Sunday, September 12, 2010

sponges: simply splendid

Sponges are typically described as the simplest of animals. In some ways, that’s a fair label. Their bodies are composed of only a handful of cell types responsible for all the functions in a living sponge: covering the outside, pumping water through the inside, digesting food, making the skeleton (yes, sponges have skeletons), and making gametes. These processes are all conducted at the cellular level, with no higher organization imposed. In contrast, there are hundreds of unique types of cells in humans, which are arranged into tissues, organs, and systems.
But sponges should not be underestimated; they have some special attributes.

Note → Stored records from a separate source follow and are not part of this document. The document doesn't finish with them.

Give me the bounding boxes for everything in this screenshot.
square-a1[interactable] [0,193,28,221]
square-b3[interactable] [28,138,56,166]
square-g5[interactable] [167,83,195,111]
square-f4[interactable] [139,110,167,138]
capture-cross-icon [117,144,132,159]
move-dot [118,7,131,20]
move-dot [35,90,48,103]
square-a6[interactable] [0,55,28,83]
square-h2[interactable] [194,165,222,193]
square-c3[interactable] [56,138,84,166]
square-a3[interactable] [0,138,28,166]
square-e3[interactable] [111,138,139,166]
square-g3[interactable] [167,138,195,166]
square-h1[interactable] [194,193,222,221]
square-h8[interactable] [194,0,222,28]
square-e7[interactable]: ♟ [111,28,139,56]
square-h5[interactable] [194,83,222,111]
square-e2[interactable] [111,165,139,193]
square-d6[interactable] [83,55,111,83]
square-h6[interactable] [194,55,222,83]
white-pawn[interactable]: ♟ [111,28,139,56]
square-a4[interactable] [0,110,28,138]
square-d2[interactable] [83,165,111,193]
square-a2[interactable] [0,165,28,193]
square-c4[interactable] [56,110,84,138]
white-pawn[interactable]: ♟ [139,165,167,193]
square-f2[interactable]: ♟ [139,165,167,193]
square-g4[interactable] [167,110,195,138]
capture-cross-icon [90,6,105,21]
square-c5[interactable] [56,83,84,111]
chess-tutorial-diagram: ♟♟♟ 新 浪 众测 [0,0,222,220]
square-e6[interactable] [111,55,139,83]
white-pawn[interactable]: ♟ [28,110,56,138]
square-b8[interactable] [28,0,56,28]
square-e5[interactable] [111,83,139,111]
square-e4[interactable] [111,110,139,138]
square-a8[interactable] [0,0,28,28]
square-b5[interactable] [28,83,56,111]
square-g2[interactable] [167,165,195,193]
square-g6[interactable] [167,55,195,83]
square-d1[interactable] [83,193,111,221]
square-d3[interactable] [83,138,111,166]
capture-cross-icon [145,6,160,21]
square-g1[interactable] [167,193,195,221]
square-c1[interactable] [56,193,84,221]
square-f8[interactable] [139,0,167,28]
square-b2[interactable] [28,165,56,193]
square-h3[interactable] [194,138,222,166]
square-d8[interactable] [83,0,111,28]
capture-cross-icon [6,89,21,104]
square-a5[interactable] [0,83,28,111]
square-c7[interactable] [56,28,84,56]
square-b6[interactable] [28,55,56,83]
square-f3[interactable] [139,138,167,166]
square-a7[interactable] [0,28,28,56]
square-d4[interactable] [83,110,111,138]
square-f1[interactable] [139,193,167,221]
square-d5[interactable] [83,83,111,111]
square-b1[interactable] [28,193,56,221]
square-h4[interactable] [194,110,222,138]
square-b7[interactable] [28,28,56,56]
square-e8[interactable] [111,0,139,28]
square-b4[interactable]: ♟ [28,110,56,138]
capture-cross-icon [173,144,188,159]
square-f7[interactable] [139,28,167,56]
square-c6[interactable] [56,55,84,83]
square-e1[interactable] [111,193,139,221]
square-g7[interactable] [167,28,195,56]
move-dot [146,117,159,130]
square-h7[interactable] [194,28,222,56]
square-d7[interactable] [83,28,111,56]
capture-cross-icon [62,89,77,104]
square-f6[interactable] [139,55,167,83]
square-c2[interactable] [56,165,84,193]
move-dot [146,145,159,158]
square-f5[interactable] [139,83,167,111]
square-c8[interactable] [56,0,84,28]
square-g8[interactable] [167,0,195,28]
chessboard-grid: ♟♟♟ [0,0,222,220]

Archaeocytes, a cell type that is dispersed throughout the body of the sponge, are totipotent, meaning they retain the ability to give rise to any type of cell in the sponge. Totipotency is the quality that makes human embryonic stem cells so attractive as a research tool and as a potential therapy for patients with certain types of cell damage due to disease or injury. Actually, embryonic stem cells cannot make the extra-embryonic membranes or placenta, so they are not, strictly speaking, totipotent, and are more precisely defined as pleuripotent. Virtually all animals begin life as a single, totipotent cell, the fertilized egg or zygote. (There are some exceptions to this assertion; can you think of an example?) During development, cell division and differentiation result in an increase in the number of cells and cell types, with various cell lines specialized for different tasks within the organism. Sponges are likely to be the oldest animals. Thus, the retention of a large population of totipotent cells could be an ancestral trait within our kingdom. Amazing regenerative ability and powers of asexual reproduction, which depend on totipotent or pleuripotent stem cells, are widespread among invertebrates. It’s our bad luck as mammals that our cells that are capable of differentiating into all cells in the body are so elusive, found only very early in development, when the embryo is but a tiny ball of cells.